Con la serie “I canti del male” hai assunto un grande impegno: narrare il Male contemporaneo nelle sue sfaccettature. Quasi un’indagine criminologica. Come operi per ogni romanzo della serie?

I Canti del Male” vogliono essere un affresco su quella che è la malvagità umana, e su come il male arrivi a influenzare i nostri comportamenti, smussando la nostra morale, fino a pervertire il nostro animo. Ogni romanzo sarà un Canto a sé stante, e ogni Canto esplorerà un tema, e un aspetto del Male diverso.
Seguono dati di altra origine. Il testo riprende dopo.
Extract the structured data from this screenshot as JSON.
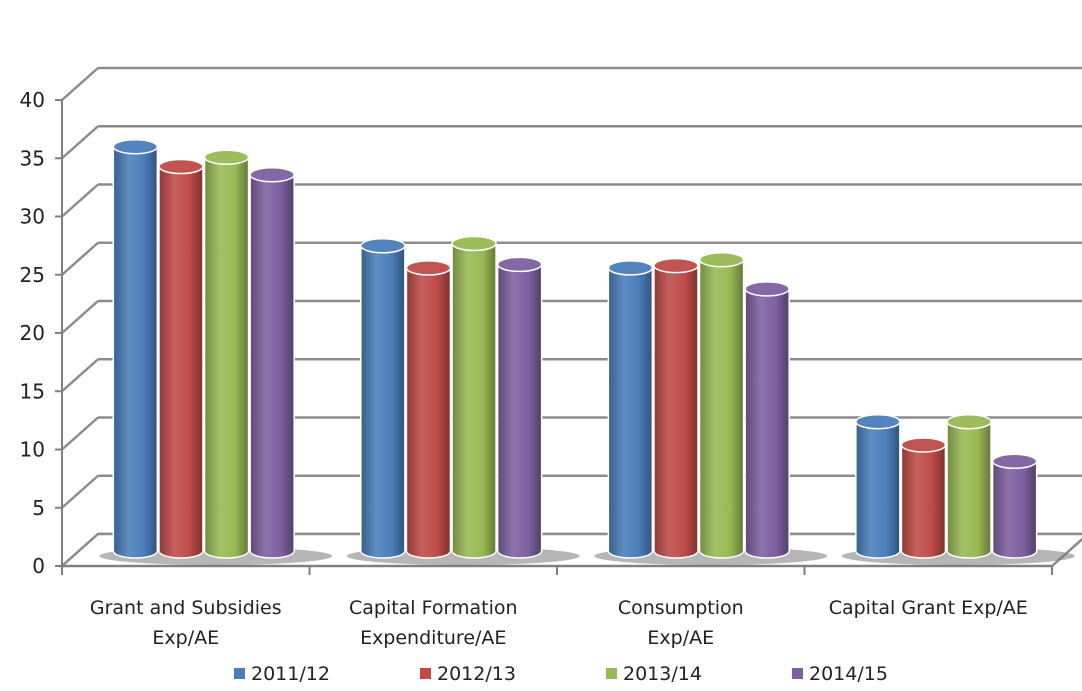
{
  "chart_data": {
    "type": "bar",
    "title": "",
    "xlabel": "",
    "ylabel": "",
    "ylim": [
      0,
      40
    ],
    "yticks": [
      0,
      5,
      10,
      15,
      20,
      25,
      30,
      35,
      40
    ],
    "grid": true,
    "legend_position": "bottom",
    "categories": [
      [
        "Grant and Subsidies",
        "Exp/AE"
      ],
      [
        "Capital Formation",
        "Expenditure/AE"
      ],
      [
        "Consumption",
        "Exp/AE"
      ],
      [
        "Capital Grant Exp/AE"
      ]
    ],
    "series": [
      {
        "name": "2011/12",
        "color": "#4a7ebb",
        "values": [
          35.3,
          26.8,
          24.9,
          11.7
        ]
      },
      {
        "name": "2012/13",
        "color": "#be4b48",
        "values": [
          33.6,
          24.9,
          25.1,
          9.7
        ]
      },
      {
        "name": "2013/14",
        "color": "#98b954",
        "values": [
          34.4,
          27.0,
          25.6,
          11.7
        ]
      },
      {
        "name": "2014/15",
        "color": "#7d60a0",
        "values": [
          32.9,
          25.2,
          23.1,
          8.3
        ]
      }
    ]
  }
}
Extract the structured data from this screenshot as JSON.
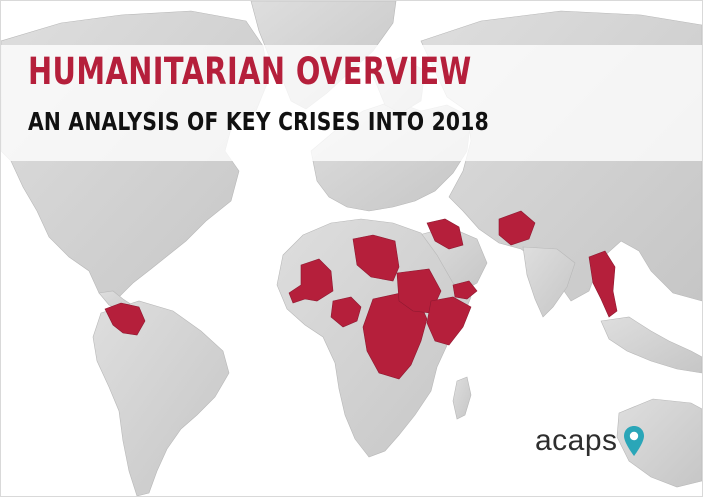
{
  "cover": {
    "title": "HUMANITARIAN OVERVIEW",
    "subtitle": "AN ANALYSIS OF KEY CRISES INTO 2018"
  },
  "logo": {
    "text": "acaps",
    "icon": "map-pin-icon",
    "pin_color": "#2aa6b8"
  },
  "colors": {
    "title": "#b51f3b",
    "highlight": "#b51f3b",
    "land": "#d3d3d3",
    "subtitle": "#111111"
  }
}
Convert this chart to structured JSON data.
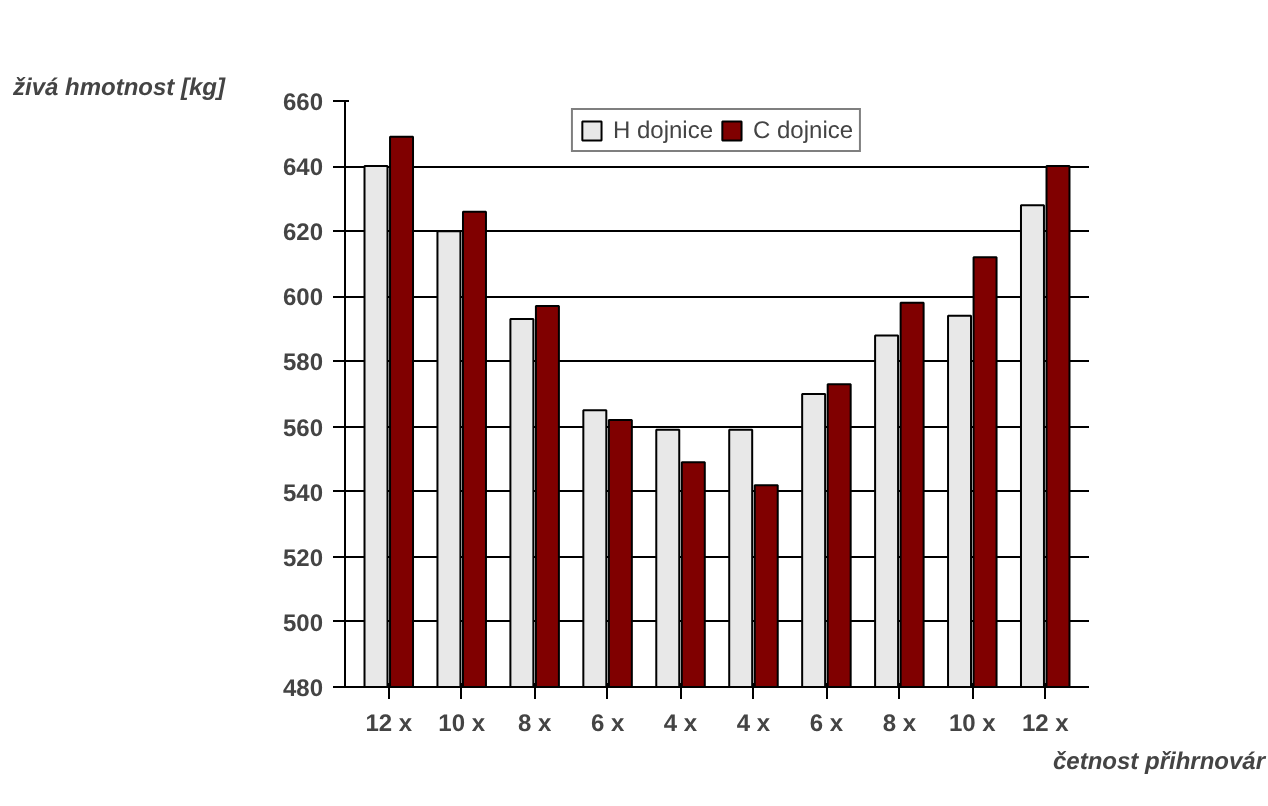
{
  "chart_data": {
    "type": "bar",
    "ylabel": "živá hmotnost [kg]",
    "xlabel": "četnost přihrnovár",
    "categories": [
      "12 x",
      "10 x",
      "8 x",
      "6 x",
      "4 x",
      "4 x",
      "6 x",
      "8 x",
      "10 x",
      "12 x"
    ],
    "series": [
      {
        "name": "H dojnice",
        "color": "#e8e8e8",
        "values": [
          640,
          620,
          593,
          565,
          559,
          559,
          570,
          588,
          594,
          628
        ]
      },
      {
        "name": "C dojnice",
        "color": "#800000",
        "values": [
          649,
          626,
          597,
          562,
          549,
          542,
          573,
          598,
          612,
          640
        ]
      }
    ],
    "ylim": [
      480,
      660
    ],
    "yticks": [
      480,
      500,
      520,
      540,
      560,
      580,
      600,
      620,
      640,
      660
    ],
    "grid": "y",
    "legend": "top"
  }
}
Così opero in questo modo: individuo un tema, cerco come un rabdomante sotto la superficie della cronaca un caso che possa attagliarsi al tema che voglio eviscerare, e lo studio, documentandomi; a quel punto, una volta terminata la fase di ricerca e documentazione, inizio a pensare a come quel determinato caso possa influenzare il sistema morale dell’investigatore, e quanto l’agente investigativo – in questo caso Strega – debba esporsi per provare a risolvere il caso, e che costi questo comportamento abbia in termini di contraccolpo emotivo e psicologico, personale e famigliare. A quel punto inizia la delicata intelaiatura della trama, che passa da fili inizialmente più grezzi e spessi, fino a intrecciare filamenti sempre più sottili e ricercati. Una volta srotolato l’arazzo degli eventi, si verifica che i colori, l’intreccio e i contorni siano tutti omogenei e che non si sfaldino al tocco, anche quello più violento. Solo a quel punto, consapevole dell’interezza della storia, comincio la fase più creativa, che coniuga in qualche modo la “scienza” del racconto con “l’arte” del racconto, ovvero incarnare la scrittura, unendo all’ossatura della storia la carne delle parole.